La Mission d’évaluation et de contrôle doute que le ministère de la Défense soit allé au bout de la logique de rationalisation et d’interarmisation, avant de recourir aux externalisations. Plus grave est la question encore sans réponse claire de la place des externalisations par rapport aux restructurations.

A.– Les externalisations sont-elles vraiment plus Économiques que les restructurations ?

1.– La comparaison peut tourner à l’avantage de la rationalisation


L’ingénieur général de l’armement Alain Costes, chef de la Mission de modernisation du MCO des matériels aéronautique de la défense (MMAé) a indiqué lors de son audition que l’économie globale apportée par les restructurations du MCO aéronautique peut être évaluée, à la fin de la période 2008-2014 à environ 300 millions d’euros par an. En effet, ces « rationalisations-restructurations » comme il les appelle, ont abouti au 1er janvier 2011 à un gain de 3 199 personnes (sur un total prévu de 4 495 à l’horizon 2014) sur un effectif global d’un peu moins de 25 000 personnes.

En revanche, l’économie procurée par la politique d’externalisation dans le domaine du MCO, à la même échéance, ne s’élèverait qu’à environ 30 millions d’euros par an. « Il apparaît donc que les restructurations procurent des économies plus importantes que les externalisations ; mais ces dernières ont aussi pour objectif d’apporter un service optimisé » conclut M. Alain Costes.

2.– Envisager une rationalisation de la régie avant d’externaliser


Les organisations syndicales entendues ont unanimement manifesté leur opposition aux externalisations. Avant d’externaliser un service, encore convient-il de mener une étude sérieuse sur l’économie que procurerait une rationalisation du même service effectué en régie. Et cette rationalisation commence par la « civilianisation » des emplois de soutien, c’est-à-dire le remplacement chaque fois que possible des militaires par des fonctionnaires civils, moins coûteux en raison de leur statut.

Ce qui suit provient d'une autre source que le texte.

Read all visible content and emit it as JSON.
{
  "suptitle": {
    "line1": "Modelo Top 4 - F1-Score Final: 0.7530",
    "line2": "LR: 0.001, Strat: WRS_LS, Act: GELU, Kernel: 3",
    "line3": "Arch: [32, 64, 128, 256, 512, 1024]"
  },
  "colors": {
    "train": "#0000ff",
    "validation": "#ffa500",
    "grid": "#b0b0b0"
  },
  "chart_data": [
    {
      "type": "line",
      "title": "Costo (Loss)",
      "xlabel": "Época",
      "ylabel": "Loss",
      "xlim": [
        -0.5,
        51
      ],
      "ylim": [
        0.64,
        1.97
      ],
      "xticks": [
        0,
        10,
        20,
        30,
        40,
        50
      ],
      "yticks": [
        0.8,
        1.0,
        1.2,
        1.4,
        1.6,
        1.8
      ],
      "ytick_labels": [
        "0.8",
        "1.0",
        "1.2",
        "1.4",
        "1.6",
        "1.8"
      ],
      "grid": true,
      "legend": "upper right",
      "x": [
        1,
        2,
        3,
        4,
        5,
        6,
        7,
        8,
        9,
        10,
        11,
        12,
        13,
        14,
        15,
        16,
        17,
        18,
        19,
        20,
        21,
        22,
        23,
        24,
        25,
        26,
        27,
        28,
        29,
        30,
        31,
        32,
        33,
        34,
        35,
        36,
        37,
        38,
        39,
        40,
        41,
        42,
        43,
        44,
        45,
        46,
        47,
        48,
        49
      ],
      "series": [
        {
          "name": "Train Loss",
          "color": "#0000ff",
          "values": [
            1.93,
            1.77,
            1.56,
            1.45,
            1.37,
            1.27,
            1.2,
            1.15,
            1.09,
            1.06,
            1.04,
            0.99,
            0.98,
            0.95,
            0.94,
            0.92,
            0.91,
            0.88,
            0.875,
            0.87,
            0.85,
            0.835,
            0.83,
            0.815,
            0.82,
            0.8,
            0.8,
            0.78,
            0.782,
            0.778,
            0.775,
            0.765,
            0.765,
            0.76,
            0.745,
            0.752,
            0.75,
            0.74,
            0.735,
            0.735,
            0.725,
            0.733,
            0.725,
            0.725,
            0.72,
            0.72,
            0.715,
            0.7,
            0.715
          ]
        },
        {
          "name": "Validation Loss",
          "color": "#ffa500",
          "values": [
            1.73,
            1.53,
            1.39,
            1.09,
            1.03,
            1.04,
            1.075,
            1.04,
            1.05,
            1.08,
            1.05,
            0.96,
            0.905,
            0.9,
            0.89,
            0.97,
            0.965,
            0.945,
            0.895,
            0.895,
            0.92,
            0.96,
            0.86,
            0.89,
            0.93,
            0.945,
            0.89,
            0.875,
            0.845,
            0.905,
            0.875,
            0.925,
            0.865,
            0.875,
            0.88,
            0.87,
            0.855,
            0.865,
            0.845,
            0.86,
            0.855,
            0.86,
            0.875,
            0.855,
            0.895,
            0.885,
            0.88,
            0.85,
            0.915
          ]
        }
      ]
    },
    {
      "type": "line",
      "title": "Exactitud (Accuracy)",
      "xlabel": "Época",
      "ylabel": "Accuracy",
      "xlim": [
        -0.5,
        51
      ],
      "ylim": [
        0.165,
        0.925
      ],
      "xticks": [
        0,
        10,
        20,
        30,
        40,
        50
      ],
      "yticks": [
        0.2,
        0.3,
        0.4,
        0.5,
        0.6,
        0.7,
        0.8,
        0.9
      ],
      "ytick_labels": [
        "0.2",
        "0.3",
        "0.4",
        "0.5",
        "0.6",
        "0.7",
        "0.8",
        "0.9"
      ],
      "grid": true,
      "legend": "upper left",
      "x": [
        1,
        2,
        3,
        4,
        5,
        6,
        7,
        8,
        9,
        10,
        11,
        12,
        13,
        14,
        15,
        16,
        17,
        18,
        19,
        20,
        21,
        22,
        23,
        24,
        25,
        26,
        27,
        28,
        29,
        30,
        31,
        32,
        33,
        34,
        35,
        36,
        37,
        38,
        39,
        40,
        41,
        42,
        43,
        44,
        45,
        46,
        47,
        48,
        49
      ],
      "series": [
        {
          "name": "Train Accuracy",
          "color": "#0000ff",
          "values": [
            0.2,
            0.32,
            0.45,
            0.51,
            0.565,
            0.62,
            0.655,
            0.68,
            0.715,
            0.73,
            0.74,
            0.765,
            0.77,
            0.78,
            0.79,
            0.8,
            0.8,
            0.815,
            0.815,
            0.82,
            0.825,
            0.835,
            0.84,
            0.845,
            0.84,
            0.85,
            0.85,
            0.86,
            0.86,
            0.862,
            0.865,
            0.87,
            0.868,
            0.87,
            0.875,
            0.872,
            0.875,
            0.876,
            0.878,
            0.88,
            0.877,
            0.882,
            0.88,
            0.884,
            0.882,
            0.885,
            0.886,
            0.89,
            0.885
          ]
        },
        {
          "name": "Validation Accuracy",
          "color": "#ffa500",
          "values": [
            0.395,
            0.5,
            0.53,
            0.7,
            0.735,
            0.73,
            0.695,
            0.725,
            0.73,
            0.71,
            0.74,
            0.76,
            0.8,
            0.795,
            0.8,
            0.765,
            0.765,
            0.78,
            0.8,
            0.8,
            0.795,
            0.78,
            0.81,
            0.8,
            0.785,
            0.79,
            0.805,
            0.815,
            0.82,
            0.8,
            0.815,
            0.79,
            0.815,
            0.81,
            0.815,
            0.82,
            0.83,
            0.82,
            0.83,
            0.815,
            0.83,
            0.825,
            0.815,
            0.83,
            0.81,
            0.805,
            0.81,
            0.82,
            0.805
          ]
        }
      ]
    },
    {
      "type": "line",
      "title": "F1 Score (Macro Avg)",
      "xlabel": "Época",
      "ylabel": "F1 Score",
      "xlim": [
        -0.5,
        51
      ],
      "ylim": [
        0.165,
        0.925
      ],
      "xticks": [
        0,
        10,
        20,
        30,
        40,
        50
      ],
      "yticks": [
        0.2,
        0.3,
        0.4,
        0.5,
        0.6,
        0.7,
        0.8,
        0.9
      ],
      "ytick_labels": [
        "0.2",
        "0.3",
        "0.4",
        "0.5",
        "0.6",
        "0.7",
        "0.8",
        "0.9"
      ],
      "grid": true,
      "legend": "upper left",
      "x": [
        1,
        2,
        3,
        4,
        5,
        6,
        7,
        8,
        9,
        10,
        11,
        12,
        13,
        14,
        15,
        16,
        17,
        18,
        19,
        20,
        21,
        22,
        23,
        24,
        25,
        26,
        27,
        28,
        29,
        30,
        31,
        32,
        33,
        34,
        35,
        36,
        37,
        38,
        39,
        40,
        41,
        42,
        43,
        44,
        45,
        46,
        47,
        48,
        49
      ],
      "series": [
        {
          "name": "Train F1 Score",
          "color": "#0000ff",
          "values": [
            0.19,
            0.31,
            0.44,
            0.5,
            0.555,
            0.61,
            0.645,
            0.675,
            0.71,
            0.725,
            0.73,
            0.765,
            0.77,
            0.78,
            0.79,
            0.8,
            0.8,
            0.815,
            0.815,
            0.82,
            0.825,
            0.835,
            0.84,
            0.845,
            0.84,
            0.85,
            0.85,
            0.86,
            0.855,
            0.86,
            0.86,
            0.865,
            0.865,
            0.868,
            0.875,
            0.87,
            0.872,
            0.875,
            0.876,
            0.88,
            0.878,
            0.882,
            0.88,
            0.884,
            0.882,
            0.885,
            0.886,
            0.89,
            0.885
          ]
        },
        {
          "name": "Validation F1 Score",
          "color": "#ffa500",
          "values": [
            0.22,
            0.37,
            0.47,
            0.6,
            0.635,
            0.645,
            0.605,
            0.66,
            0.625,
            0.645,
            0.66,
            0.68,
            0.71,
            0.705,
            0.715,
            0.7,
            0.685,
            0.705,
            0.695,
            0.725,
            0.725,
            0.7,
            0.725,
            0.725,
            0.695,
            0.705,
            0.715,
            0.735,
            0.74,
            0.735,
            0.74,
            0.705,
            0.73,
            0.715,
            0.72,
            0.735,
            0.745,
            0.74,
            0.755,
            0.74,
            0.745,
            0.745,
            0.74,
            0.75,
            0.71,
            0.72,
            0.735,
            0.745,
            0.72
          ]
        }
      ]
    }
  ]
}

Pourquoi un militaire coÛte plus cher qu’un civil

Le statut général des militaires, tel qu’il résulte de la loi n° 2005-270 du 24 mars 2005, dispose dans son article premier que « l’état militaire exige en toute circonstance esprit de sacrifice, pouvant aller jusqu'au sacrifice suprême ». En vertu de cette disposition forte, et compte tenu des risques réels qu’ils courent en opérations, les militaires bénéficient donc, sur le plan financier, d’un statut plus avantageux que les fonctionnaires civils.

Ainsi, un fonctionnaire civil de catégorie A du ministère de la Défense a coûté, en 2010, 68 801 euros en moyenne (pension incluse) à son employeur, contre 102 197 euros pour un officier ; un fonctionnaire de catégorie B a coûté 50 909 euros contre 58 592 euros pour un sous-officier ; un agent de catégorie C a coûté 36 133 euros contre 45 870 euros pour un militaire du rang (1).

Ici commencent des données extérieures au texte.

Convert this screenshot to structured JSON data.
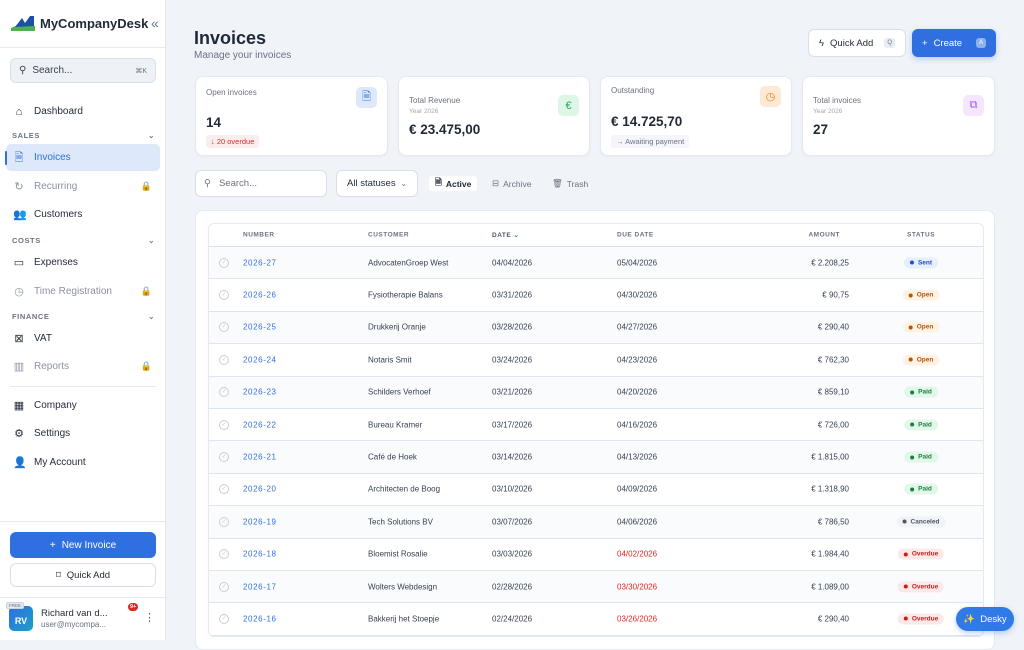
{
  "app": {
    "name": "MyCompanyDesk"
  },
  "sidebar": {
    "search_placeholder": "Search...",
    "search_shortcut": "⌘K",
    "dashboard": "Dashboard",
    "sections": {
      "sales": "SALES",
      "costs": "COSTS",
      "finance": "FINANCE"
    },
    "items": {
      "invoices": "Invoices",
      "recurring": "Recurring",
      "customers": "Customers",
      "expenses": "Expenses",
      "time": "Time Registration",
      "vat": "VAT",
      "reports": "Reports",
      "company": "Company",
      "settings": "Settings",
      "account": "My Account"
    },
    "new_invoice": "New Invoice",
    "quick_add": "Quick Add",
    "user": {
      "initials": "RV",
      "plan": "FREE",
      "name": "Richard van d...",
      "email": "user@mycompa...",
      "notifications": "9+"
    }
  },
  "header": {
    "title": "Invoices",
    "subtitle": "Manage your invoices",
    "quick_add": "Quick Add",
    "quick_add_key": "Q",
    "create": "Create",
    "create_key": "A"
  },
  "stats": {
    "open": {
      "label": "Open invoices",
      "value": "14",
      "note": "↓ 20 overdue"
    },
    "revenue": {
      "label": "Total Revenue",
      "sub": "Year 2026",
      "value": "€ 23.475,00"
    },
    "outstanding": {
      "label": "Outstanding",
      "value": "€ 14.725,70",
      "note": "→ Awaiting payment"
    },
    "total": {
      "label": "Total invoices",
      "sub": "Year 2026",
      "value": "27"
    }
  },
  "filters": {
    "search_placeholder": "Search...",
    "status": "All statuses",
    "tabs": {
      "active": "Active",
      "archive": "Archive",
      "trash": "Trash"
    }
  },
  "table": {
    "columns": {
      "number": "NUMBER",
      "customer": "CUSTOMER",
      "date": "DATE",
      "due": "DUE DATE",
      "amount": "AMOUNT",
      "status": "STATUS"
    },
    "rows": [
      {
        "number": "2026-27",
        "customer": "AdvocatenGroep West",
        "date": "04/04/2026",
        "due": "05/04/2026",
        "amount": "€ 2.208,25",
        "status": "Sent"
      },
      {
        "number": "2026-26",
        "customer": "Fysiotherapie Balans",
        "date": "03/31/2026",
        "due": "04/30/2026",
        "amount": "€ 90,75",
        "status": "Open"
      },
      {
        "number": "2026-25",
        "customer": "Drukkerij Oranje",
        "date": "03/28/2026",
        "due": "04/27/2026",
        "amount": "€ 290,40",
        "status": "Open"
      },
      {
        "number": "2026-24",
        "customer": "Notaris Smit",
        "date": "03/24/2026",
        "due": "04/23/2026",
        "amount": "€ 762,30",
        "status": "Open"
      },
      {
        "number": "2026-23",
        "customer": "Schilders Verhoef",
        "date": "03/21/2026",
        "due": "04/20/2026",
        "amount": "€ 859,10",
        "status": "Paid"
      },
      {
        "number": "2026-22",
        "customer": "Bureau Kramer",
        "date": "03/17/2026",
        "due": "04/16/2026",
        "amount": "€ 726,00",
        "status": "Paid"
      },
      {
        "number": "2026-21",
        "customer": "Café de Hoek",
        "date": "03/14/2026",
        "due": "04/13/2026",
        "amount": "€ 1.815,00",
        "status": "Paid"
      },
      {
        "number": "2026-20",
        "customer": "Architecten de Boog",
        "date": "03/10/2026",
        "due": "04/09/2026",
        "amount": "€ 1.318,90",
        "status": "Paid"
      },
      {
        "number": "2026-19",
        "customer": "Tech Solutions BV",
        "date": "03/07/2026",
        "due": "04/06/2026",
        "amount": "€ 786,50",
        "status": "Canceled"
      },
      {
        "number": "2026-18",
        "customer": "Bloemist Rosalie",
        "date": "03/03/2026",
        "due": "04/02/2026",
        "amount": "€ 1.984,40",
        "status": "Overdue"
      },
      {
        "number": "2026-17",
        "customer": "Wolters Webdesign",
        "date": "02/28/2026",
        "due": "03/30/2026",
        "amount": "€ 1.089,00",
        "status": "Overdue"
      },
      {
        "number": "2026-16",
        "customer": "Bakkerij het Stoepje",
        "date": "02/24/2026",
        "due": "03/26/2026",
        "amount": "€ 290,40",
        "status": "Overdue"
      }
    ]
  },
  "status_colors": {
    "Sent": {
      "bg": "#e6effd",
      "fg": "#1d4ed8"
    },
    "Open": {
      "bg": "#fef3e2",
      "fg": "#b45309"
    },
    "Paid": {
      "bg": "#e3f6ea",
      "fg": "#15803d"
    },
    "Canceled": {
      "bg": "#f1f3f6",
      "fg": "#4b5563"
    },
    "Overdue": {
      "bg": "#fde8e8",
      "fg": "#c81e1e"
    }
  },
  "desky": "Desky"
}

En outre, pour une tâche donnée, un civil travaille en moyenne 1 600 heures par an ; le militaire, qui passe au moins autant de temps au service de son employeur, doit, pour des raisons statutaires, être toujours apte aux opérations et donc consacrer une grande partie de ses disponibilités à entretenir sa forme physique et sa préparation strictement militaire. Il a été calculé qu’une fois défalqué ce temps d’entraînement, il ne lui restait plus qu’environ 1 000 heures à consacrer à ses tâches administratives ou industrielles de soutien.

Les Rapporteurs spéciaux admettent qu’un certain nombre de militaires doivent continuer à occuper des tâches de soutien de manière à être capables d’apporter leur savoir-faire sur les théâtres d’opérations fermés aux civils. Mais ce nombre doit être limité au strict nécessaire, compte tenu du coût statutaire d’un militaire.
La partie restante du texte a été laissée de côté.